God as in the god of Abraham, the one who allegedly created the universe including man in a few days and later flooded it? That god doesn't exist because as science has revealed, none of that happened.

No, you just like to interpret the Bible in such a way that science has probably shown that it is not true.

Change that to generic gods, and the answer is that nothing has demonstrated that they don't exist, but that's not a good reason to believe that they do.

Nevertheless there are ways of seeing and reasoning about the discoveries of science and what is in nature, which show that reasonable, it was designed and made so that it could evolve to fit all the environmental niches.

But that doesn't happen in genetics as is discussed next:

Those are all metaphorical uses of the words information, translation, language, and symbol (and code, which you didn't use here). In their literal senses, those words all refer to states or products of conscious minds. The biological process is unconscious and therefore has no information, just form, like the shapes and charges of nucleotides. Literal languages are artificial and conventional; they use symbols with no innate meanings that have to be learned to be used to communicate, and two or more must be learned to translate one into the other. And the subcellular processes involve no literal languages or symbols.

Think about that for a moment. There is no such thing as information absent consciousness, just form. When that form impresses onto a consciousness, it then becomes information available to that mind. The form comes in and informs the mind. These molecules know no languages and have coined no symbols. They generate new cells passively and unconsciously according to the laws of physics.
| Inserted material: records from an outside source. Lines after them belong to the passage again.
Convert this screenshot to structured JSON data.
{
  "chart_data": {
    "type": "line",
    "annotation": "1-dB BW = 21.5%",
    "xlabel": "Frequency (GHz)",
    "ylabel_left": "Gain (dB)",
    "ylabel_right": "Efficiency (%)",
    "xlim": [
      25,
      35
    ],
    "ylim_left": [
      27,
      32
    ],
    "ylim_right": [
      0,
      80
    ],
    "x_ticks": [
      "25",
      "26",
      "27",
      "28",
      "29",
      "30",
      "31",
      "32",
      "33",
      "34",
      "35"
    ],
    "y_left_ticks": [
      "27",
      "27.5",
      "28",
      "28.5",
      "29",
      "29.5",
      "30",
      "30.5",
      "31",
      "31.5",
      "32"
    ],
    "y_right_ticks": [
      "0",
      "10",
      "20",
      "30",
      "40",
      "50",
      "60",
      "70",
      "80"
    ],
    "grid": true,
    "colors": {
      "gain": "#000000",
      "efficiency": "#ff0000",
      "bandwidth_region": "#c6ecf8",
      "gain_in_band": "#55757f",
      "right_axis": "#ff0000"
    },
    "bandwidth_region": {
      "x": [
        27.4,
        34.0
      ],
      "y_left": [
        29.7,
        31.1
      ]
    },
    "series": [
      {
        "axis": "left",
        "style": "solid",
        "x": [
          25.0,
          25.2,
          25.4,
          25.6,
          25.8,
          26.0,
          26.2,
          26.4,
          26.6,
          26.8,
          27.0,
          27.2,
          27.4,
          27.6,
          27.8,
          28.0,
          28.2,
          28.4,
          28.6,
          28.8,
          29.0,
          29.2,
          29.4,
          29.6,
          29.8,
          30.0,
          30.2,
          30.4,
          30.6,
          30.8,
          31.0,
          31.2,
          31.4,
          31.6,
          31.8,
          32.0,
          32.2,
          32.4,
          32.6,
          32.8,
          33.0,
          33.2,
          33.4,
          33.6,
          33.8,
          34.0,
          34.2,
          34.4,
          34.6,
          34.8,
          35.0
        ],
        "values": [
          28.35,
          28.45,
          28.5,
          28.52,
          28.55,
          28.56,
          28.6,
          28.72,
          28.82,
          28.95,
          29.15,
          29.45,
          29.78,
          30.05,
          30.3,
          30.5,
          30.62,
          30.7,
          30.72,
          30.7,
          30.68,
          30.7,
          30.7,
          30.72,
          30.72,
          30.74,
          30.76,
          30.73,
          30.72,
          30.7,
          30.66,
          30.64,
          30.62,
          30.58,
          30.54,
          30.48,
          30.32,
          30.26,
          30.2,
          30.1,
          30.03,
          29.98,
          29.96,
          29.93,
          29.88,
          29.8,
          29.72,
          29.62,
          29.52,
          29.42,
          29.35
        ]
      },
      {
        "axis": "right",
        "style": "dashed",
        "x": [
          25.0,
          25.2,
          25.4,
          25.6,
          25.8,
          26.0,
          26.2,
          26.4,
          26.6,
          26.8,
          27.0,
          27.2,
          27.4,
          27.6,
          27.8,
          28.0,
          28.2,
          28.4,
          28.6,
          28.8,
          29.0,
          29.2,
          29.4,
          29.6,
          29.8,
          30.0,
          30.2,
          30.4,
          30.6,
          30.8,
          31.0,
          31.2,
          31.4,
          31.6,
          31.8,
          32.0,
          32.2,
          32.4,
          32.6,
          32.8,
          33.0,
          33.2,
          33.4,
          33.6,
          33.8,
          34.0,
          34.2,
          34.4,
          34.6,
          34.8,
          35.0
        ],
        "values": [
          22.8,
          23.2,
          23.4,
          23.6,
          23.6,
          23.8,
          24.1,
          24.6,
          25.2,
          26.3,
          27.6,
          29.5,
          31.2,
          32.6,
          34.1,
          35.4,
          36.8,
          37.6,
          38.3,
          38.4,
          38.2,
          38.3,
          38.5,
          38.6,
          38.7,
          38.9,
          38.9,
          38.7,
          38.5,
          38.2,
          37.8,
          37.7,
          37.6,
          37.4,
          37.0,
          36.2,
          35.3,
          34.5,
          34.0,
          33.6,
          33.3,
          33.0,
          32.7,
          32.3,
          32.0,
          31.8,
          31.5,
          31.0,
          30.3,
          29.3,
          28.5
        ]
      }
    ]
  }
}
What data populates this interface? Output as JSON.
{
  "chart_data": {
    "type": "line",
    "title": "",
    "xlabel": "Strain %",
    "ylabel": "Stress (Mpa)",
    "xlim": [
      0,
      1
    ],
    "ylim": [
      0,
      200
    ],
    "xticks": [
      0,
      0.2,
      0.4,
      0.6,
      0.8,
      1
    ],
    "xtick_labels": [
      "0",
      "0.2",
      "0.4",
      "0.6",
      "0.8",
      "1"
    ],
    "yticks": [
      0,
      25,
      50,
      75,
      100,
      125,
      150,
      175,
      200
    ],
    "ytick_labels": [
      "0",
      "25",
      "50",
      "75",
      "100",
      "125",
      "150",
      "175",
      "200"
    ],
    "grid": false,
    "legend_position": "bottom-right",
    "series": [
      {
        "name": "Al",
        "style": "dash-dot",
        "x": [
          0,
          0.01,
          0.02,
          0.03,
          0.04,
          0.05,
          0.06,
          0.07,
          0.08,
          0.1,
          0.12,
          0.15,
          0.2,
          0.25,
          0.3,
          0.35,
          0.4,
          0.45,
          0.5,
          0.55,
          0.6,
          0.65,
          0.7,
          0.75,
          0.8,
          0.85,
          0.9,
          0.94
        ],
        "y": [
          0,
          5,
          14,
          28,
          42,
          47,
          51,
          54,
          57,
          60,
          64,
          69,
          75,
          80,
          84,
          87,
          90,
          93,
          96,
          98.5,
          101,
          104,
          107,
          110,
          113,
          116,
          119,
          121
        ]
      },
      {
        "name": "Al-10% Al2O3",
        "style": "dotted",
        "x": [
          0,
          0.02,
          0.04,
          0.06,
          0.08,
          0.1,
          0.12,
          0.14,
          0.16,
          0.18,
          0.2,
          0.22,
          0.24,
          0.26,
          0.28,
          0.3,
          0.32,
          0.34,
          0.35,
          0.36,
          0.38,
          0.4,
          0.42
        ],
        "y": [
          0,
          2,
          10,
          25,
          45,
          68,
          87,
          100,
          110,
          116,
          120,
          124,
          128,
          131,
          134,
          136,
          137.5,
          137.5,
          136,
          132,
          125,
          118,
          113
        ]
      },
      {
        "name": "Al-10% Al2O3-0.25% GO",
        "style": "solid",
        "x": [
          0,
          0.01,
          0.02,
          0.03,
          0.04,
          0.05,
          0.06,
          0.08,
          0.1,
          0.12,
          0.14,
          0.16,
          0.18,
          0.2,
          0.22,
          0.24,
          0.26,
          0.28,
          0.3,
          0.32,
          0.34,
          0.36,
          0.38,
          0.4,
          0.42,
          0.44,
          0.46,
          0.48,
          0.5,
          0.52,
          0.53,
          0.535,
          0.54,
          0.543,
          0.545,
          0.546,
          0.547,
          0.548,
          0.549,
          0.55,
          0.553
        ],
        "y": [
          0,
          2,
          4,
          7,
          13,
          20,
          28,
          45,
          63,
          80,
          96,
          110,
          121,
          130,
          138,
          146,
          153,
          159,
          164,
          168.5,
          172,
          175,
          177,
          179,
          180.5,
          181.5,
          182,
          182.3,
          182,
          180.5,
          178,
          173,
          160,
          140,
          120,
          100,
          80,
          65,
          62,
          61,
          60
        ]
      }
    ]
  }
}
So in that way genetics is like a very complex and miniature computer system which is just form and is not alive and is connected to a factory and runs the factory and even makes other factories and the factories source the materials for all this from elsewhere.
This it seems is the limited view of humanity from the pov of an atheist.
We are a mini factory who ultimately has evolved and does all things and are even conscious in order to reproduce.
But that doesn't prove anything if you are willing to accept that complex computer systems and the living factories with intelligence, came about without intelligent input.
I suppose that the saying "We are stardust" is some sort of praise for humanity and all things, considering the magic of this stardust, which can do all the things it has done and produce something like humans.
BUT we can see the whole thing and can see that the information is put into a chemical form and that information can be translated to another form and used to make and run our bodies.
When you concentrate on the chemistry however, there is no information, just chemicals doing their thing.
So anyway, why do you think that Garte, the biochemistry professor, and his atheist colleagues, say that the genetics code is truly a code and language and symbolic and abstract language etc?
Isn't it the sequence of base pairs which encode biological information, such as instruction for making a protein or RN molecule.

Critical thinkers are trained to avoid faith-based thought.

Maybe that is what they are taught and so believe it.